Try to understand that you are not the only person who has experienced what you are experiencing now, nor are you very different from the rest of the people who have overcome a couple separation . If they have been able, you too.
In our post about resilience we talk about how in the face of life’s toughest adversities, there is an innate force that can annihilate your victimhood and help you learn and get the good out of separation. Put it into practice.
Maintain and increase your social circle, force yourself to go out
Socializing will benefit you, and that is because friends, co-workers, your family and anyone with whom you feel good, comfortable and comfortable will have a very positive influence on you.
It is true that at the beginning of the duel we always prefer to spend more time alone to promote emotional relief, but it is very important that these moments of solitude do not isolate you excessively. The worst thing you can do after a breakup is to do nothing, lock yourself up and/or isolate yourself.
Even if you don’t feel like it at first, make an effort to make plans, to go out, to stay, fight against laziness and you’ll see that little by little it will cost you less and less.

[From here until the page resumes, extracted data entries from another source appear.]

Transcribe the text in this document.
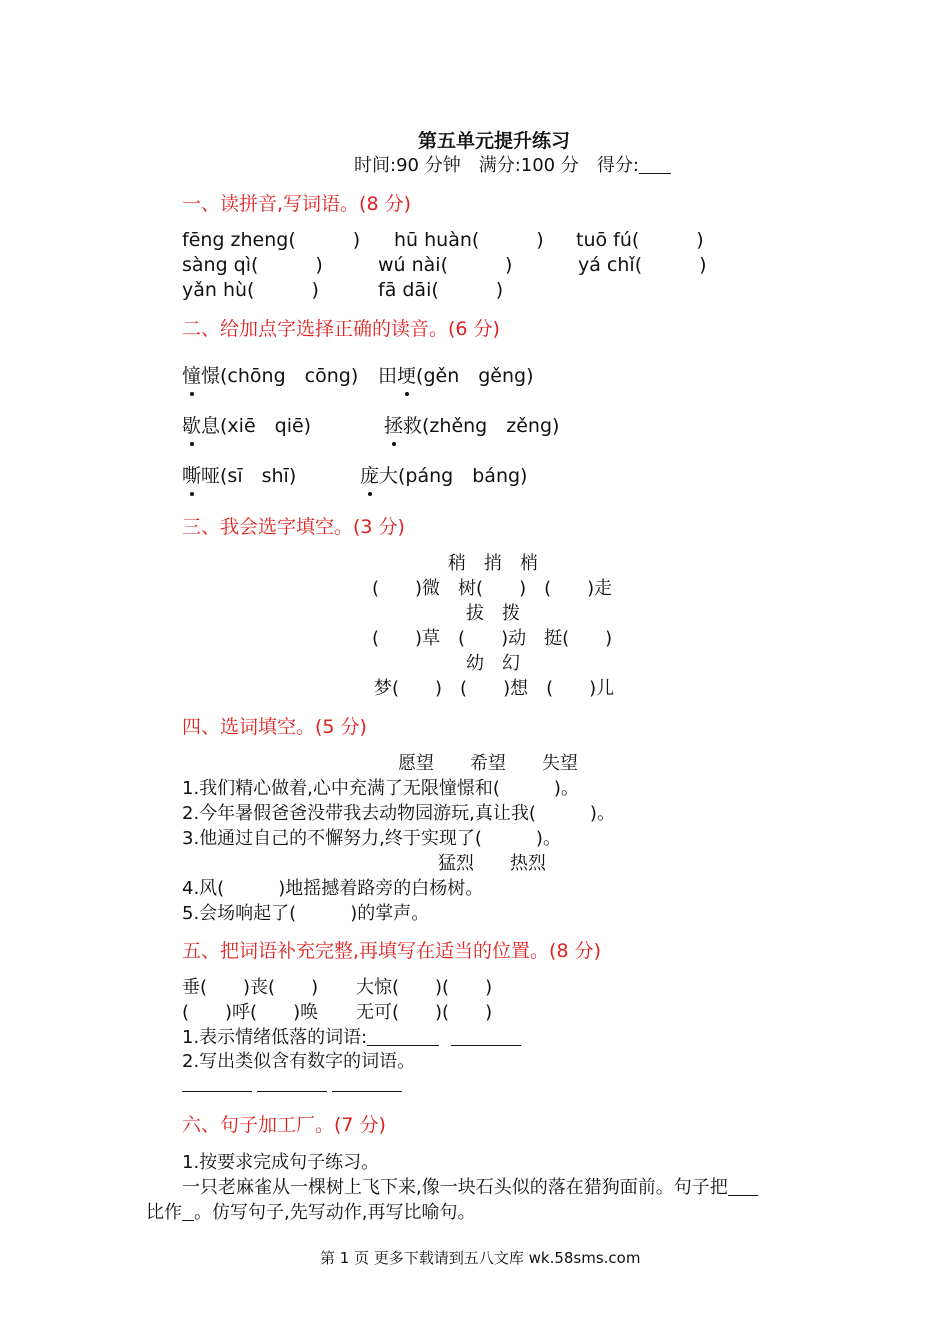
第五单元提升练习
时间:90 分钟　满分:100 分　得分:
一、读拼音,写词语。(8 分)
fēng zheng(　　　) hū huàn(　　　) tuō fú(　　　)
sàng qì(　　　)	wú nài(　　　)	yá chǐ(　　　)
yǎn hù(　　　)	fā dāi(　　　)
二、给加点字选择正确的读音。(6 分)
憧憬(chōng　cōng) 田埂(gěn　gěng)
歇息(xiē　qiē)	拯救(zhěng　zěng)
嘶哑(sī　shī)	庞大(páng　báng)
三、我会选字填空。(3 分)
稍　捎　梢
(　　)微　树(　　)　(　　)走
拔　拨
(　　)草　(　　)动　挺(　　)
幼　幻
梦(　　)　(　　)想　(　　)儿
四、选词填空。(5 分)
愿望　　希望　　失望
1.我们精心做着,心中充满了无限憧憬和(　　　)。
2.今年暑假爸爸没带我去动物园游玩,真让我(　　　)。
3.他通过自己的不懈努力,终于实现了(　　　)。
猛烈　　热烈
4.风(　　　)地摇撼着路旁的白杨树。
5.会场响起了(　　　)的掌声。
五、把词语补充完整,再填写在适当的位置。(8 分)
垂(　　)丧(　　) 大惊(　　)(　　)
(　　)呼(　　)唤 无可(　　)(　　)
1.表示情绪低落的词语:
2.写出类似含有数字的词语。

六、句子加工厂。(7 分)
1.按要求完成句子练习。
一只老麻雀从一棵树上飞下来,像一块石头似的落在猎狗面前。句子把
比作 。仿写句子,先写动作,再写比喻句。
第 1 页 更多下载请到五八文库 wk.58sms.com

Get out there, recover your social life, open the doors to new possibilities.
Do not stop, go on, go on
Avoid inactivity and do “nothing”. Inactivity blocks you and traps you in negative and less than optimal thoughts in a breakup situation.
You cannot afford to stop, and after a breakup, there comes a time of change that is ideal to give you the opportunity to start new projects and set new goals and objectives. Get to it.
look ahead and learn
Stop doing like crabs, don’t look in your past, don’t look back. Stop thinking about what happened or what could have been. What will benefit you is to look ahead, it’s time to start thinking about the good that is yet to come.
Here I refer to the quote at the beginning and it is that the past is just that, the past, we cannot change or modify it, but it does help us to learn and try to improve the possible mistakes made.
And it is that, according to Walter Riso, psychologist and writer of numerous publications, with the sentimental breakup we learn what it is that we do not want or will not tolerate in future relationships. Being clear about what is not going to be negotiated, endured, or sacrificed in the future is a great step forward for a subsequent successful relationship.
look for the bright side
When something happens, whether it is expected or not, we have to try to see the positive side, this will help us improve as people and not repeat the same mistakes.
Ask for help
If a reasonable time has passed since the relationship ended and even with everything, you feel that you are anchored, immobile, that you have not turned the page, you feel too sad, you do not feel like going out and you do not find meaning in anything, it is still necessary that a professional psychologist accompany you to overcome the breakup and thus improve your emotional well-being.
The therapist will help you redirect frustration, rage or poorly managed anger and reduce your emotional suffering. And it is normal that on certain occasions we cannot overcome the things that happen to us alone.